Alternatively, an innocent party may have the option to replace a defective element with something different, rather than with something identical to what was there previously. Does the principle of mitigation of loss mean that the innocent party has to choose the ‘like-for-like’ option?
Much will depend on that word so beloved of lawyers- reasonableness. An innocent party is not confined to choosing the cheapest option, nor is it confined to replacing like for like, as long as what it chooses is, in all the circumstances, reasonable. That, of course, brings us to the question of: “what is reasonable?”
It used to be that a pretty sure fire way of showing that a party is reasonable in choosing a remedial option is if it was recommended by an independent expert. So long as that advice is not negligent, the innocent party can recover the cost of the works recommended by the expert. In this case, Great Ormond Street Hospital was able to recover the costs of full-scale remedial works because it had followed the advice of its expert. Although other experts disagreed, the fact was that Great Ormond Street’s expert was not negligent.
The Great Ormond Street case established that:
- “reasonable costs” does not mean the minimum amount which, with hindsight, would have sufficed; and
- the mere fact that the result of the claimant’s work is to produce a better building than he had before does not necessarily mean that the claimant acted unreasonably.
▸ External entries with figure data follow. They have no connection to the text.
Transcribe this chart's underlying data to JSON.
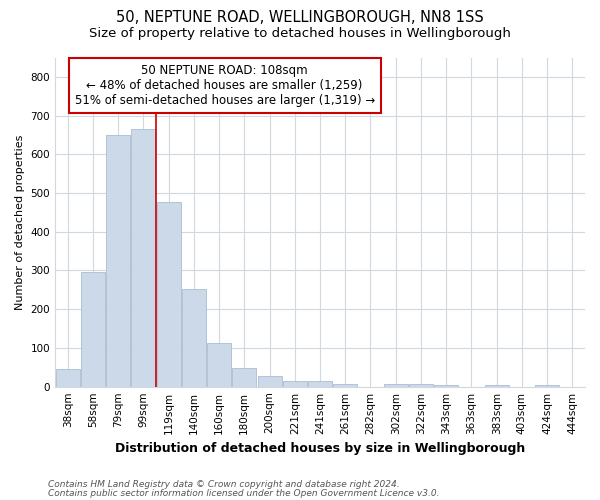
{
  "title1": "50, NEPTUNE ROAD, WELLINGBOROUGH, NN8 1SS",
  "title2": "Size of property relative to detached houses in Wellingborough",
  "xlabel": "Distribution of detached houses by size in Wellingborough",
  "ylabel": "Number of detached properties",
  "categories": [
    "38sqm",
    "58sqm",
    "79sqm",
    "99sqm",
    "119sqm",
    "140sqm",
    "160sqm",
    "180sqm",
    "200sqm",
    "221sqm",
    "241sqm",
    "261sqm",
    "282sqm",
    "302sqm",
    "322sqm",
    "343sqm",
    "363sqm",
    "383sqm",
    "403sqm",
    "424sqm",
    "444sqm"
  ],
  "values": [
    45,
    295,
    650,
    665,
    478,
    252,
    113,
    48,
    27,
    15,
    15,
    8,
    0,
    8,
    8,
    4,
    0,
    4,
    0,
    5,
    0
  ],
  "bar_color": "#ccd9e8",
  "bar_edge_color": "#aabdd4",
  "vline_color": "#cc0000",
  "annotation_text": "50 NEPTUNE ROAD: 108sqm\n← 48% of detached houses are smaller (1,259)\n51% of semi-detached houses are larger (1,319) →",
  "annotation_box_color": "white",
  "annotation_box_edge_color": "#cc0000",
  "ylim": [
    0,
    850
  ],
  "yticks": [
    0,
    100,
    200,
    300,
    400,
    500,
    600,
    700,
    800
  ],
  "footnote1": "Contains HM Land Registry data © Crown copyright and database right 2024.",
  "footnote2": "Contains public sector information licensed under the Open Government Licence v3.0.",
  "bg_color": "#ffffff",
  "plot_bg_color": "#ffffff",
  "grid_color": "#d0d8e0",
  "title1_fontsize": 10.5,
  "title2_fontsize": 9.5,
  "xlabel_fontsize": 9,
  "ylabel_fontsize": 8,
  "tick_fontsize": 7.5,
  "annotation_fontsize": 8.5,
  "footnote_fontsize": 6.5
}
There was an assumption that the Great Ormond Street case means that a party can recover costs of remedial works as long as those remedial works have been recommended by an expert. However, this does not reflect the more recent case law. These cases restrict the Great Ormond Street principle, so that non-negligent expert evidence on its own is not necessarily enough to prove that the claimant has acted reasonably. The expert does not have to have acted negligently to break the change of causation – making wrong assumptions may be enough.
Essentially, it all goes back to what is reasonable in all the circumstances. Put in layman’s terms this probably means implementing the remedial option which it can justify not only in terms of expert advice, but also in terms of common and commercial sense.
Dos and Don’ts
What can be taken from all this? When making a decision as to what remedial works you should undertake you should:
- Obtain expert advice from an independent expert as to the causes of the defects and what the appropriate remedial solution should be;
- If the proposed remedial works are particularly costly or important, it may be worth getting a second expert opinion on what works to undertake. If both experts’ opinions align, it will be very hard for the defaulting party to challenge your decision;
- Sense check the experts’ recommendations from a common-sense and commercial point of view;
- Inform the defaulting party, as early as possible, what remedial works you intend to carry out and the justification for them;
- Offer the defaulting party an opportunity for it and its experts to investigate the defects before the remedial works are commenced. If not, you may face criticism at a later stage for destroying evidence of the defects before the defaulting party had an opportunity to look at them; and
- Consider any expert evidence offered by the defaulting party although, of course, you are not bound by it if you reasonably believe that your own expert evidence is more reliable or accurate.
Experience has taught me that there is no sure-fire way of recovering all of the costs of remedial works, but taking simple steps like this should assist in a successful recovery.
This blog post was written by William Cursham, Senior Associate, Construction Team
 The Board of Governors of the Hospitals for Sick Children and another v. McLaughin & Harvey plc and others 19 Con LR 25.
 Ian McGlinn v. Waltham Contractors Limited and others  EWHC 149 (TCC) and Scandia Property UK Limited, Vala Properties BV v. Thames Water Utilities Limited  BLR 338.